Saturday, April 10, 2010

A New One Every Time

My poor hubby has been diagnosed with bladder cancer. Smart doc says "Six weeks of treatments, and you'll be good as new." Hubby complies, reluctantly.

The treatments are designed to be as uncomfortable and embarrassing as they possibly can be. This is to encourage those who are diagnosed with bladder cancer to CHANGE their lifestyle. Hubby is changing, somewhat reluctantly. It bugs me that he's not doing it fast enough, to my way of thinking, but that's for another post.

The treatments involve sticking a 16-inch catheter into the bladder (I'll leave to the imagination the route the catheter takes) and pumping in some dreadful chemical designed to boost the immune system. Dreadful chemical is so virulent that when hubby pees he must put buckets of bleach into the toilet and let it sit for 20 minutes before flushing.

Okay... we're getting to what bugs me about the whole thing.

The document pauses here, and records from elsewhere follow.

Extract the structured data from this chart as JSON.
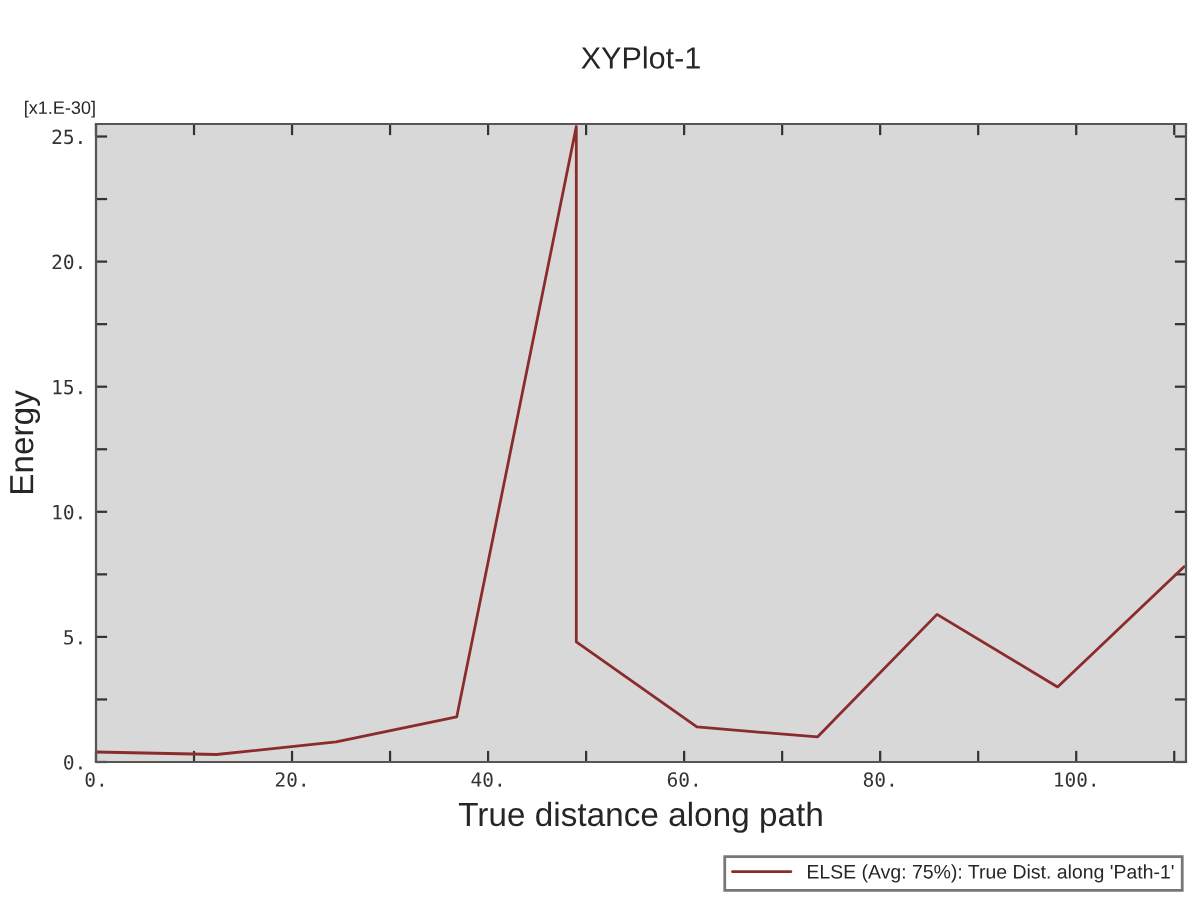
{
  "chart_data": {
    "type": "line",
    "title": "XYPlot-1",
    "xlabel": "True distance along path",
    "ylabel": "Energy",
    "annotations": [
      "[x1.E-30]"
    ],
    "series": [
      {
        "name": "ELSE (Avg: 75%): True Dist. along 'Path-1'",
        "color": "#8b2c2c",
        "x": [
          0,
          12.3,
          24.5,
          36.8,
          49,
          49,
          61.3,
          73.6,
          85.8,
          98.1,
          111
        ],
        "values": [
          0.4,
          0.3,
          0.8,
          1.8,
          25.4,
          4.8,
          1.4,
          1.0,
          5.9,
          3.0,
          7.8
        ]
      }
    ],
    "xlim": [
      0,
      111.2
    ],
    "ylim": [
      0,
      25.5
    ],
    "xticks": [
      {
        "value": 0,
        "label": "0."
      },
      {
        "value": 10,
        "label": null
      },
      {
        "value": 20,
        "label": "20."
      },
      {
        "value": 30,
        "label": null
      },
      {
        "value": 40,
        "label": "40."
      },
      {
        "value": 50,
        "label": null
      },
      {
        "value": 60,
        "label": "60."
      },
      {
        "value": 70,
        "label": null
      },
      {
        "value": 80,
        "label": "80."
      },
      {
        "value": 90,
        "label": null
      },
      {
        "value": 100,
        "label": "100."
      },
      {
        "value": 110,
        "label": null
      }
    ],
    "yticks": [
      {
        "value": 0,
        "label": "0."
      },
      {
        "value": 2.5,
        "label": null
      },
      {
        "value": 5,
        "label": "5."
      },
      {
        "value": 7.5,
        "label": null
      },
      {
        "value": 10,
        "label": "10."
      },
      {
        "value": 12.5,
        "label": null
      },
      {
        "value": 15,
        "label": "15."
      },
      {
        "value": 17.5,
        "label": null
      },
      {
        "value": 20,
        "label": "20."
      },
      {
        "value": 22.5,
        "label": null
      },
      {
        "value": 25,
        "label": "25."
      }
    ],
    "legend": "bottom right",
    "grid": false,
    "line_style": "solid",
    "marker": "none"
  }
}
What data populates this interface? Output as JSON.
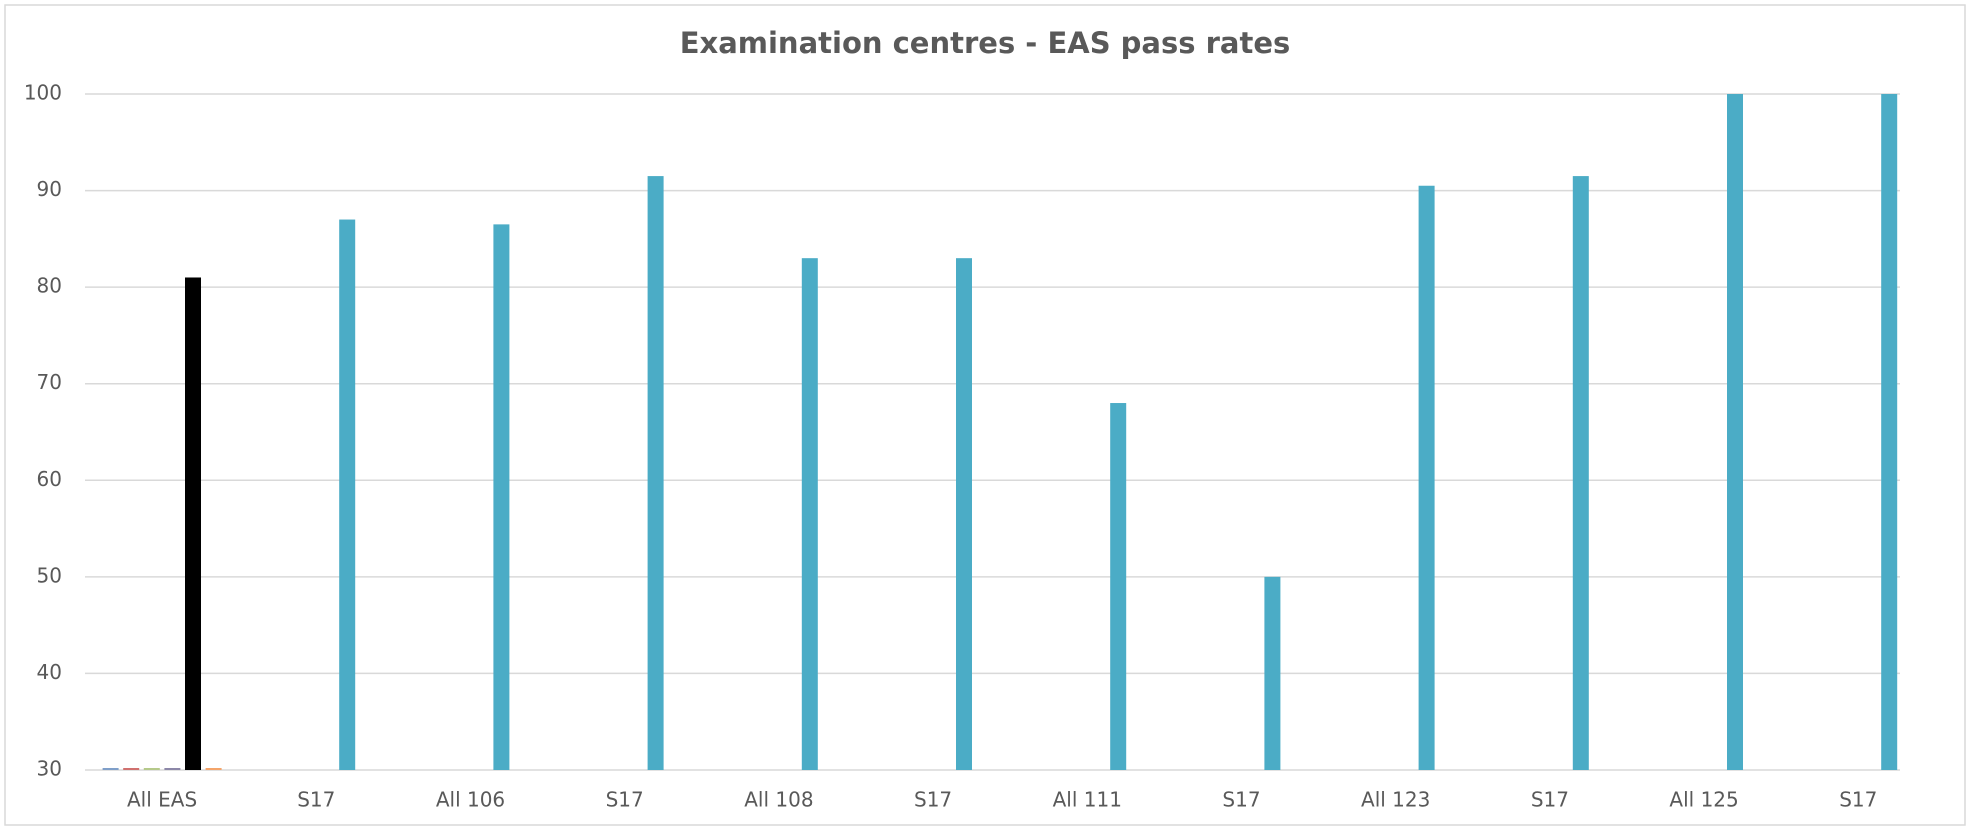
{
  "chart_data": {
    "type": "bar",
    "title": "Examination centres - EAS pass rates",
    "categories": [
      "All EAS",
      "S17",
      "All 106",
      "S17",
      "All 108",
      "S17",
      "All 111",
      "S17",
      "All 123",
      "S17",
      "All 125",
      "S17"
    ],
    "series": [
      {
        "color": "#7f9fc9",
        "values": [
          30,
          null,
          null,
          null,
          null,
          null,
          null,
          null,
          null,
          null,
          null,
          null
        ]
      },
      {
        "color": "#d0706e",
        "values": [
          30,
          null,
          null,
          null,
          null,
          null,
          null,
          null,
          null,
          null,
          null,
          null
        ]
      },
      {
        "color": "#b5c98a",
        "values": [
          30,
          null,
          null,
          null,
          null,
          null,
          null,
          null,
          null,
          null,
          null,
          null
        ]
      },
      {
        "color": "#8c87a8",
        "values": [
          30,
          null,
          null,
          null,
          null,
          null,
          null,
          null,
          null,
          null,
          null,
          null
        ]
      },
      {
        "color": "#4bacc6",
        "colors": [
          "#000000",
          "#4bacc6",
          "#4bacc6",
          "#4bacc6",
          "#4bacc6",
          "#4bacc6",
          "#4bacc6",
          "#4bacc6",
          "#4bacc6",
          "#4bacc6",
          "#4bacc6",
          "#4bacc6"
        ],
        "values": [
          81,
          87,
          86.5,
          91.5,
          83,
          83,
          68,
          50,
          90.5,
          91.5,
          100,
          100
        ]
      },
      {
        "color": "#f4a46a",
        "values": [
          30,
          null,
          null,
          null,
          null,
          null,
          null,
          null,
          null,
          null,
          null,
          null
        ]
      }
    ],
    "ylim": [
      30,
      100
    ],
    "yticks": [
      30,
      40,
      50,
      60,
      70,
      80,
      90,
      100
    ],
    "grid": true
  }
}
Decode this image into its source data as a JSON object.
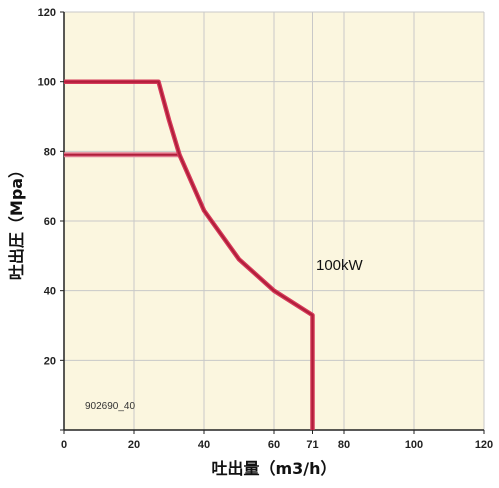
{
  "chart_data": {
    "type": "line",
    "xlabel": "吐出量（m3/h）",
    "ylabel": "吐出圧（Mpa）",
    "xlim": [
      0,
      120
    ],
    "ylim": [
      0,
      120
    ],
    "x_ticks": [
      0,
      20,
      40,
      60,
      71,
      80,
      100,
      120
    ],
    "y_ticks": [
      0,
      20,
      40,
      60,
      80,
      100,
      120
    ],
    "grid": true,
    "series": [
      {
        "values": [
          [
            0,
            100
          ],
          [
            27,
            100
          ],
          [
            30,
            89
          ],
          [
            33,
            79
          ],
          [
            40,
            63
          ],
          [
            50,
            49
          ],
          [
            60,
            40
          ],
          [
            71,
            33
          ],
          [
            71,
            0
          ]
        ]
      },
      {
        "values": [
          [
            0,
            79
          ],
          [
            33,
            79
          ]
        ]
      }
    ],
    "annotations": [
      {
        "text": "100kW",
        "x": 72,
        "y": 46
      },
      {
        "text": "902690_40",
        "x": 6,
        "y": 6
      }
    ],
    "colors": {
      "background": "#fbf6df",
      "grid": "#c8c8c8",
      "curve_main": "#d63a5a",
      "curve_edge": "#b01e3a",
      "curve_secondary": "#e27a90"
    }
  }
}
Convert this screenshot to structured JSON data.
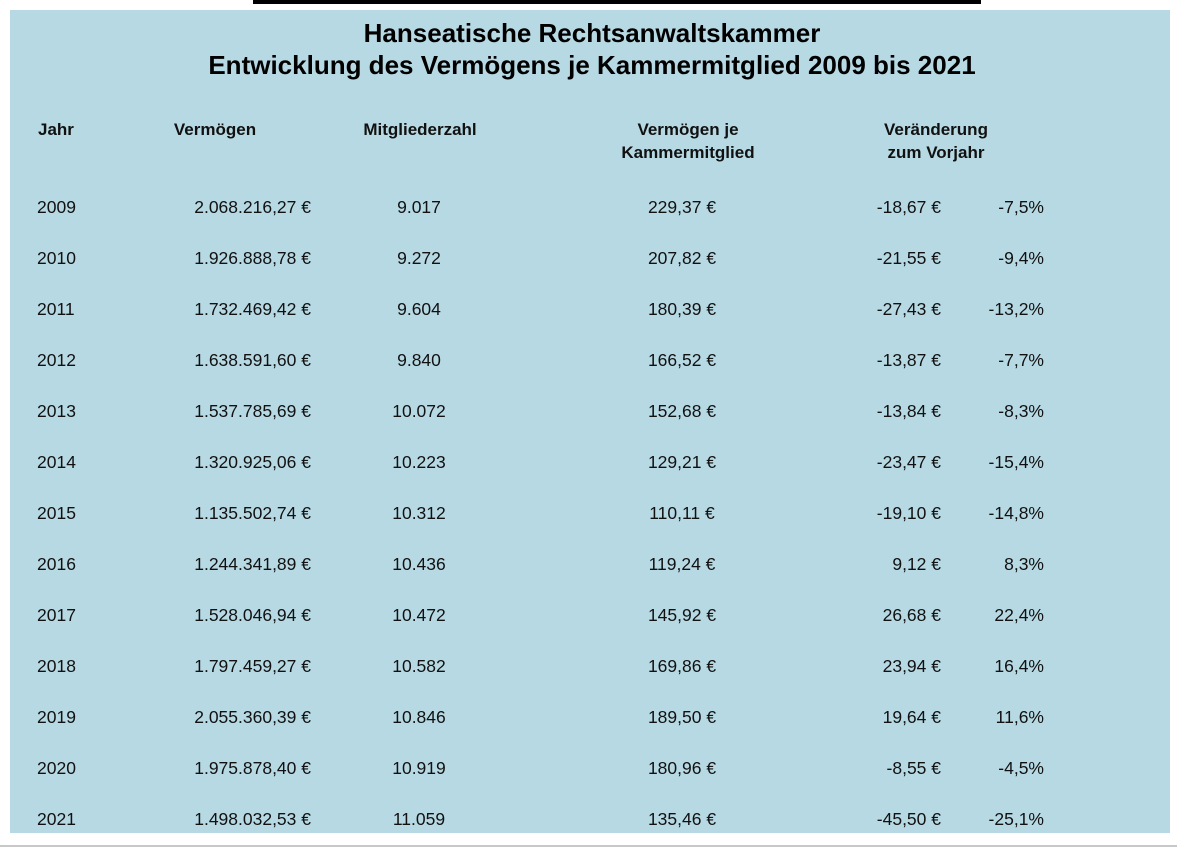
{
  "colors": {
    "panel_background": "#b7d9e4",
    "text": "#111111",
    "top_bar": "#000000"
  },
  "title": {
    "line1": "Hanseatische Rechtsanwaltskammer",
    "line2": "Entwicklung des Vermögens je Kammermitglied 2009 bis 2021"
  },
  "table": {
    "headers": {
      "jahr": "Jahr",
      "vermoegen": "Vermögen",
      "mitgliederzahl": "Mitgliederzahl",
      "vermoegen_je": [
        "Vermögen je",
        "Kammermitglied"
      ],
      "veraenderung": [
        "Veränderung",
        "zum Vorjahr"
      ]
    },
    "rows": [
      {
        "jahr": "2009",
        "vermoegen": "2.068.216,27 €",
        "mitgliederzahl": "9.017",
        "vermoegen_je": "229,37 €",
        "veraenderung_eur": "-18,67 €",
        "veraenderung_pct": "-7,5%"
      },
      {
        "jahr": "2010",
        "vermoegen": "1.926.888,78 €",
        "mitgliederzahl": "9.272",
        "vermoegen_je": "207,82 €",
        "veraenderung_eur": "-21,55 €",
        "veraenderung_pct": "-9,4%"
      },
      {
        "jahr": "2011",
        "vermoegen": "1.732.469,42 €",
        "mitgliederzahl": "9.604",
        "vermoegen_je": "180,39 €",
        "veraenderung_eur": "-27,43 €",
        "veraenderung_pct": "-13,2%"
      },
      {
        "jahr": "2012",
        "vermoegen": "1.638.591,60 €",
        "mitgliederzahl": "9.840",
        "vermoegen_je": "166,52 €",
        "veraenderung_eur": "-13,87 €",
        "veraenderung_pct": "-7,7%"
      },
      {
        "jahr": "2013",
        "vermoegen": "1.537.785,69 €",
        "mitgliederzahl": "10.072",
        "vermoegen_je": "152,68 €",
        "veraenderung_eur": "-13,84 €",
        "veraenderung_pct": "-8,3%"
      },
      {
        "jahr": "2014",
        "vermoegen": "1.320.925,06 €",
        "mitgliederzahl": "10.223",
        "vermoegen_je": "129,21 €",
        "veraenderung_eur": "-23,47 €",
        "veraenderung_pct": "-15,4%"
      },
      {
        "jahr": "2015",
        "vermoegen": "1.135.502,74 €",
        "mitgliederzahl": "10.312",
        "vermoegen_je": "110,11 €",
        "veraenderung_eur": "-19,10 €",
        "veraenderung_pct": "-14,8%"
      },
      {
        "jahr": "2016",
        "vermoegen": "1.244.341,89 €",
        "mitgliederzahl": "10.436",
        "vermoegen_je": "119,24 €",
        "veraenderung_eur": "9,12 €",
        "veraenderung_pct": "8,3%"
      },
      {
        "jahr": "2017",
        "vermoegen": "1.528.046,94 €",
        "mitgliederzahl": "10.472",
        "vermoegen_je": "145,92 €",
        "veraenderung_eur": "26,68 €",
        "veraenderung_pct": "22,4%"
      },
      {
        "jahr": "2018",
        "vermoegen": "1.797.459,27 €",
        "mitgliederzahl": "10.582",
        "vermoegen_je": "169,86 €",
        "veraenderung_eur": "23,94 €",
        "veraenderung_pct": "16,4%"
      },
      {
        "jahr": "2019",
        "vermoegen": "2.055.360,39 €",
        "mitgliederzahl": "10.846",
        "vermoegen_je": "189,50 €",
        "veraenderung_eur": "19,64 €",
        "veraenderung_pct": "11,6%"
      },
      {
        "jahr": "2020",
        "vermoegen": "1.975.878,40 €",
        "mitgliederzahl": "10.919",
        "vermoegen_je": "180,96 €",
        "veraenderung_eur": "-8,55 €",
        "veraenderung_pct": "-4,5%"
      },
      {
        "jahr": "2021",
        "vermoegen": "1.498.032,53 €",
        "mitgliederzahl": "11.059",
        "vermoegen_je": "135,46 €",
        "veraenderung_eur": "-45,50 €",
        "veraenderung_pct": "-25,1%"
      }
    ]
  },
  "chart_data": {
    "type": "table",
    "title": "Hanseatische Rechtsanwaltskammer — Entwicklung des Vermögens je Kammermitglied 2009 bis 2021",
    "columns": [
      "Jahr",
      "Vermögen",
      "Mitgliederzahl",
      "Vermögen je Kammermitglied",
      "Veränderung zum Vorjahr (€)",
      "Veränderung zum Vorjahr (%)"
    ],
    "rows": [
      [
        "2009",
        "2.068.216,27 €",
        "9.017",
        "229,37 €",
        "-18,67 €",
        "-7,5%"
      ],
      [
        "2010",
        "1.926.888,78 €",
        "9.272",
        "207,82 €",
        "-21,55 €",
        "-9,4%"
      ],
      [
        "2011",
        "1.732.469,42 €",
        "9.604",
        "180,39 €",
        "-27,43 €",
        "-13,2%"
      ],
      [
        "2012",
        "1.638.591,60 €",
        "9.840",
        "166,52 €",
        "-13,87 €",
        "-7,7%"
      ],
      [
        "2013",
        "1.537.785,69 €",
        "10.072",
        "152,68 €",
        "-13,84 €",
        "-8,3%"
      ],
      [
        "2014",
        "1.320.925,06 €",
        "10.223",
        "129,21 €",
        "-23,47 €",
        "-15,4%"
      ],
      [
        "2015",
        "1.135.502,74 €",
        "10.312",
        "110,11 €",
        "-19,10 €",
        "-14,8%"
      ],
      [
        "2016",
        "1.244.341,89 €",
        "10.436",
        "119,24 €",
        "9,12 €",
        "8,3%"
      ],
      [
        "2017",
        "1.528.046,94 €",
        "10.472",
        "145,92 €",
        "26,68 €",
        "22,4%"
      ],
      [
        "2018",
        "1.797.459,27 €",
        "10.582",
        "169,86 €",
        "23,94 €",
        "16,4%"
      ],
      [
        "2019",
        "2.055.360,39 €",
        "10.846",
        "189,50 €",
        "19,64 €",
        "11,6%"
      ],
      [
        "2020",
        "1.975.878,40 €",
        "10.919",
        "180,96 €",
        "-8,55 €",
        "-4,5%"
      ],
      [
        "2021",
        "1.498.032,53 €",
        "11.059",
        "135,46 €",
        "-45,50 €",
        "-25,1%"
      ]
    ]
  }
}
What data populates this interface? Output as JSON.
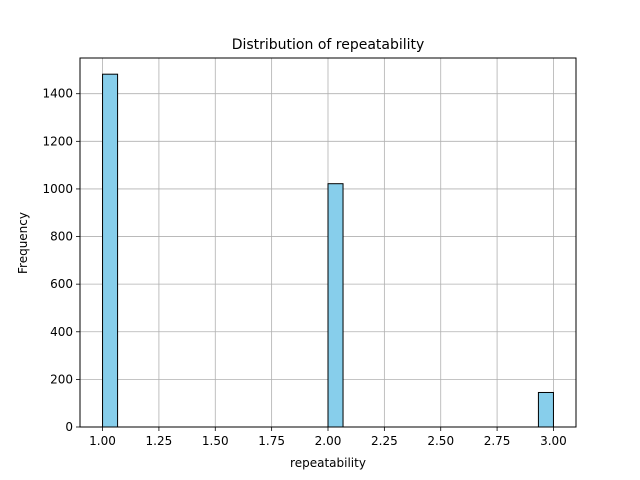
{
  "chart_data": {
    "type": "bar",
    "title": "Distribution of repeatability",
    "xlabel": "repeatability",
    "ylabel": "Frequency",
    "xlim": [
      0.9,
      3.1
    ],
    "ylim": [
      0,
      1550
    ],
    "xticks": [
      1.0,
      1.25,
      1.5,
      1.75,
      2.0,
      2.25,
      2.5,
      2.75,
      3.0
    ],
    "xtick_labels": [
      "1.00",
      "1.25",
      "1.50",
      "1.75",
      "2.00",
      "2.25",
      "2.50",
      "2.75",
      "3.00"
    ],
    "yticks": [
      0,
      200,
      400,
      600,
      800,
      1000,
      1200,
      1400
    ],
    "ytick_labels": [
      "0",
      "200",
      "400",
      "600",
      "800",
      "1000",
      "1200",
      "1400"
    ],
    "bins": [
      {
        "x0": 1.0,
        "x1": 1.0667,
        "value": 1482
      },
      {
        "x0": 2.0,
        "x1": 2.0667,
        "value": 1022
      },
      {
        "x0": 2.9333,
        "x1": 3.0,
        "value": 145
      }
    ],
    "grid": true,
    "bar_color": "#87ceeb",
    "edge_color": "#000000"
  }
}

Hubby has been for three treatments.

Each and every time, there's been a different nurse. One time, there were TWO nurses.

What's with that? WHO would CHOOSE to do that job, on purpose? Can you imagine someone asking, "What do you do for a living?" Er, um.... I pump dreadful chemicals into men. "And how do you do that?" Er, um....

You'd think there'd be ONE nurse in the hospital assigned to that job. That way, hubby could get used to that particular nurse. But oh, no. Not one. Many, many nurses.

Isobel says that they change the nurses so you don't develop a RELATIONSHIP with them. Hee, hee, ho ho.

sigh.

It'll be interesting to see if the next three weeks brings three (or four) new nurses.